Bulgaria Table of Contents
The Bulgarian Orthodox Church, which played a crucial role in preserving Bulgarian culture during the Ottoman occupation, remained central to the sense of Bulgarian nationhood even under the postwar communist regimes. In spite of the official status of Orthodoxy, Bulgaria also had a tradition of tolerance toward other Christian religions. Tolerance of Islam, however, remained problematic under all forms of government because of that religion's historical identification with the occupation and subjugation of Bulgaria.
Rila Monastery, for many centuries a cultural and
Courtesy Sam and Sarah Stulberg
In 1991 most Bulgarians were at least nominally members of the Bulgarian Orthodox Church, an independent national church like the Russian Orthodox Church and the other national branches of Eastern Orthodoxy. Because of its national character and its status as the national church in every independent Bulgarian state until the advent of communism, the church was considered an inseparable element of Bulgarian national consciousness (see Bulgarians , this ch.). Baptism, before 1944 an indispensable rite establishing individual identity, retained this vital role for many even after the communists took power. The power of this tradition caused the communist state to introduce a naming ritual called "civil baptism" (grazhdansko krushtvane).
Although communist regimes could not eliminate all influence, they did undermine church authority significantly. First, the communists ruled that the church only had authority on church matters and could not take part in political life. Second, although the constitution made the church separate from the state, the clergy's salaries and the fees needed to maintain the churches were paid by the state. This meant that the clergy had to prove its loyalty to the state. From 1949 until 1989, religion in Bulgaria was mainly controlled by the Law on Religious Organizations, which enumerated the limitations on the constitution's basic separation of church and state.
The number of Orthodox priests declined from 3,312 in 1947 to 1,700 in 1985. Priests associated with the prewar regime were accused of engaging in illegal or antisocialist activities, supporting the opposition, and propagandizing against the state.

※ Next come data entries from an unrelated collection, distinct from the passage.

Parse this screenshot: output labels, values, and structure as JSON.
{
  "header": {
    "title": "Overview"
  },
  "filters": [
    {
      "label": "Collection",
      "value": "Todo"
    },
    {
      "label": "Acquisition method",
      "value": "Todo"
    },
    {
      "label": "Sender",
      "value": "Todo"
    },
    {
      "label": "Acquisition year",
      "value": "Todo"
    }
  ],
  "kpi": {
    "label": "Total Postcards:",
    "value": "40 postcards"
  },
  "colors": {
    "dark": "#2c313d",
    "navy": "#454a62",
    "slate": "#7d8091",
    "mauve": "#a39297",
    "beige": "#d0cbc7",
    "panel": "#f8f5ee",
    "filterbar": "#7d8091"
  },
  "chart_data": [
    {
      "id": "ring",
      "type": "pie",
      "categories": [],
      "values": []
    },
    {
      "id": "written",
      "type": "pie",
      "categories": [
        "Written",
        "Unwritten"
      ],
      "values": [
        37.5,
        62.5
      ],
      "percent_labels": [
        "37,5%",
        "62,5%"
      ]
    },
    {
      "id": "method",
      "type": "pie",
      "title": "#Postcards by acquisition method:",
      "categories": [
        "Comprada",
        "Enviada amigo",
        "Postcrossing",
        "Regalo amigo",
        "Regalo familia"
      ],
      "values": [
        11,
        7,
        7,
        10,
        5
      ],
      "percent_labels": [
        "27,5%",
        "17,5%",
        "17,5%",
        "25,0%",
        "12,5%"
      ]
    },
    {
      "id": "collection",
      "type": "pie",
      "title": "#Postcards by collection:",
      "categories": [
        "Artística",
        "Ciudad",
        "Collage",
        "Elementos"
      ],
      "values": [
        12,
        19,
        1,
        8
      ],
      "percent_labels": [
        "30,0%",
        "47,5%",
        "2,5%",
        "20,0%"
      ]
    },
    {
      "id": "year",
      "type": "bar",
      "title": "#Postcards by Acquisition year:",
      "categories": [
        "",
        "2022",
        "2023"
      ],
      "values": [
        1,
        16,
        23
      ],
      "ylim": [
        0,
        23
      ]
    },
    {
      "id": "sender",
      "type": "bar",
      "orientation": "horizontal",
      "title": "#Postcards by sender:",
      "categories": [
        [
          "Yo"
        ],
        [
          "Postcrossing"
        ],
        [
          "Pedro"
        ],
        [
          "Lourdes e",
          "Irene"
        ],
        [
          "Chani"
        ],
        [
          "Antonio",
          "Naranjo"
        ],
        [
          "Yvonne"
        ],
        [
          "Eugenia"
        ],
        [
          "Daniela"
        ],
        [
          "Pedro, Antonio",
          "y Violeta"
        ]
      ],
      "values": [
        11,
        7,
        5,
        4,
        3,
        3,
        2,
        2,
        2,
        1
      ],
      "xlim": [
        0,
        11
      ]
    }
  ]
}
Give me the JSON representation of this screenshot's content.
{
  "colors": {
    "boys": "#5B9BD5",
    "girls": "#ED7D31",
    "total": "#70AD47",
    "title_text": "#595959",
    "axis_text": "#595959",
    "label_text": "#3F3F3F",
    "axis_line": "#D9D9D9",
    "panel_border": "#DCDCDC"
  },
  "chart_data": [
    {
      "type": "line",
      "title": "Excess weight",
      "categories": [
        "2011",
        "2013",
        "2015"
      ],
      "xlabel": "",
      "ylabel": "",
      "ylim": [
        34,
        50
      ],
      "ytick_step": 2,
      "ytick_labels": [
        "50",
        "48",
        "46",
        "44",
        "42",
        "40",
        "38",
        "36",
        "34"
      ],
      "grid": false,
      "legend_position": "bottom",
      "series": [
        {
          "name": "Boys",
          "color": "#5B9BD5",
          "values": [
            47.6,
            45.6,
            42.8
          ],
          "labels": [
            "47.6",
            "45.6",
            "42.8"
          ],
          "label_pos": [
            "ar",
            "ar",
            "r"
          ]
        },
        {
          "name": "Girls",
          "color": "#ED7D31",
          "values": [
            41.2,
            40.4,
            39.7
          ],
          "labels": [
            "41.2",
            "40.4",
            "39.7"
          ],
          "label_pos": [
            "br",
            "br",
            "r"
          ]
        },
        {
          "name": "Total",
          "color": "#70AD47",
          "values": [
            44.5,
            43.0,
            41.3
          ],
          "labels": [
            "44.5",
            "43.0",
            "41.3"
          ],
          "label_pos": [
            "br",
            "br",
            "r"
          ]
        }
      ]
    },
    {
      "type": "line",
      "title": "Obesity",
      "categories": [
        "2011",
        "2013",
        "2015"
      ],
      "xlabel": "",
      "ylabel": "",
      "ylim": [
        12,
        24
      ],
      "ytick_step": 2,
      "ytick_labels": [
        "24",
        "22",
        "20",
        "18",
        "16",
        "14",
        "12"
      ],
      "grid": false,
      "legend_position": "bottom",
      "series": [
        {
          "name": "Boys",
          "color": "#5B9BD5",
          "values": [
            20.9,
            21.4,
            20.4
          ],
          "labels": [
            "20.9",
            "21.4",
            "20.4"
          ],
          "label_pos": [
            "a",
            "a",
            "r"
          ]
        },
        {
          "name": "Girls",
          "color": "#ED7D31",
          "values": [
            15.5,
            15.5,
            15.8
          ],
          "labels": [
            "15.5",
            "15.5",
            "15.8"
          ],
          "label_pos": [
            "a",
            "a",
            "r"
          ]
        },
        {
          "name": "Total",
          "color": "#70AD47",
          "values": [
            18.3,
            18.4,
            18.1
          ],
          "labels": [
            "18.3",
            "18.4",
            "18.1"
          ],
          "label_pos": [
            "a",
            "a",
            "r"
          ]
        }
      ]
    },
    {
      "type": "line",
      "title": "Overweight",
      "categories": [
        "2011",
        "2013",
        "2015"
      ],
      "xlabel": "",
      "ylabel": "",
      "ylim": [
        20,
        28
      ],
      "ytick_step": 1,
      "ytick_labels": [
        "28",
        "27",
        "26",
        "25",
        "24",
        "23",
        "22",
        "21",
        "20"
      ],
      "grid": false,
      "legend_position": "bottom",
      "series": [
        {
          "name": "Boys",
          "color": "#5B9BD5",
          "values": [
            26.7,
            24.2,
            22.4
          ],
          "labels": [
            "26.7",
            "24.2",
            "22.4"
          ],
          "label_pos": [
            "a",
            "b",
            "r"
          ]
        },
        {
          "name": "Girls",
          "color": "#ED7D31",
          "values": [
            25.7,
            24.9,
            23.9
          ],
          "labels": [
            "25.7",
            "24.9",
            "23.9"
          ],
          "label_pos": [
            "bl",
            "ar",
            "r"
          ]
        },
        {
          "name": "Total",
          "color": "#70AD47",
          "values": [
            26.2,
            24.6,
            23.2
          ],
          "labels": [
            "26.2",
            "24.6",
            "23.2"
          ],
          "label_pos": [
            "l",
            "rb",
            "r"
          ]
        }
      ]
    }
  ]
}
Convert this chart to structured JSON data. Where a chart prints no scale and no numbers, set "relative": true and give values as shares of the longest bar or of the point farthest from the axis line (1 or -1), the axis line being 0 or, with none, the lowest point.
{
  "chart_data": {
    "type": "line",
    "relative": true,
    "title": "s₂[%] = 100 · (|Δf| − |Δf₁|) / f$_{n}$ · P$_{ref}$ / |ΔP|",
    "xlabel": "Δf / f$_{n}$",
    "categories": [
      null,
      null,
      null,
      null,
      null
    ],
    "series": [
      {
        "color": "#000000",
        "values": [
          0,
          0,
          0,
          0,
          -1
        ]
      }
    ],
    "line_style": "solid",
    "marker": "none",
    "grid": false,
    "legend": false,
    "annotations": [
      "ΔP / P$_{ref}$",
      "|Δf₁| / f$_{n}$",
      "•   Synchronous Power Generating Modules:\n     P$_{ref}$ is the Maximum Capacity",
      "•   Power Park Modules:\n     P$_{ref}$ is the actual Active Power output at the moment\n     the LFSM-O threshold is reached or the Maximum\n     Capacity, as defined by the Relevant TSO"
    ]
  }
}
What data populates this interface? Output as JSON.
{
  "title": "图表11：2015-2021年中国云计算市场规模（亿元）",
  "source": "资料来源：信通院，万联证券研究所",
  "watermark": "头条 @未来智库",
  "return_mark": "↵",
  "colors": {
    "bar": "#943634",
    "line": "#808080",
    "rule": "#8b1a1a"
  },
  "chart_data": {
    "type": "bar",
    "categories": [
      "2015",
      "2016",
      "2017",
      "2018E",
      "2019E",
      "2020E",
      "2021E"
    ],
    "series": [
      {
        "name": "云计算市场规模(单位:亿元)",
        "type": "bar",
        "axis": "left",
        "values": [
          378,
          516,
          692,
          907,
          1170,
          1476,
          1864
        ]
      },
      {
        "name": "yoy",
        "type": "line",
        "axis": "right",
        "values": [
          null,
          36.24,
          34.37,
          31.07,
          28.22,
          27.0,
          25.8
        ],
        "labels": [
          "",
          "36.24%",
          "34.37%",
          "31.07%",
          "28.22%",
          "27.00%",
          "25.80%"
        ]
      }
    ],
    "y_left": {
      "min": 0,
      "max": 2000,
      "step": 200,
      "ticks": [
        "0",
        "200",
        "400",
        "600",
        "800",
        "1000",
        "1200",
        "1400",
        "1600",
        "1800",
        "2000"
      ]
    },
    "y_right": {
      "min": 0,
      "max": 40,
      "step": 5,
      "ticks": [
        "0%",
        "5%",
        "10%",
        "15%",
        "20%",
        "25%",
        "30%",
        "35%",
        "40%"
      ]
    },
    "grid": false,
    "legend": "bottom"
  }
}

Upon taking control of all church property, the state had the choice of maintaining churches or closing them down. Thus, for example, Rila Monastery, the largest monastery in Bulgaria, became a national museum in 1961.
In 1987 the Orthodox Church had 3,720 churches and chapels, 120 monasteries, 981 regular and 738 retired priests, 135 monks, and 170 nuns. The church was administered by a Holy Synod. Under communist rule, the synod had the authority to publish limited quantities of religious material such as magazines, newspapers, and church calendars. A new translation of the Bible was published in 1982, but in such small quantities that the size of the printing could not be determined. By 1988 the 1982 edition was being resold at ten times the original price.
After the fall of Zhivkov, the Orthodox Church and other churches in Bulgaria experienced a revival. Church rituals such as baptisms and church weddings attracted renewed interest, and traditional church holidays were observed more widely. Christmas 1990, the first Christmas under the new regime, was widely celebrated and greatly promoted in the mass media. By contrast, Christmas had received little public attention during the postwar years. The government returned some church property, including the Rila Monastery, and religious education and Bible study increased in the early post-Zhivkov years. The Orthodox seminary in Sofia returned to its original home in 1990 and attracted over 100 male and female students in its first year of operation. The Konstantin Preslavski Higher Pedagogical Institute added a new theology department to train theology, art, and music teachers as well as priests. The Holy Synod planned to publish 300,000 Orthodox Bibles in 1992.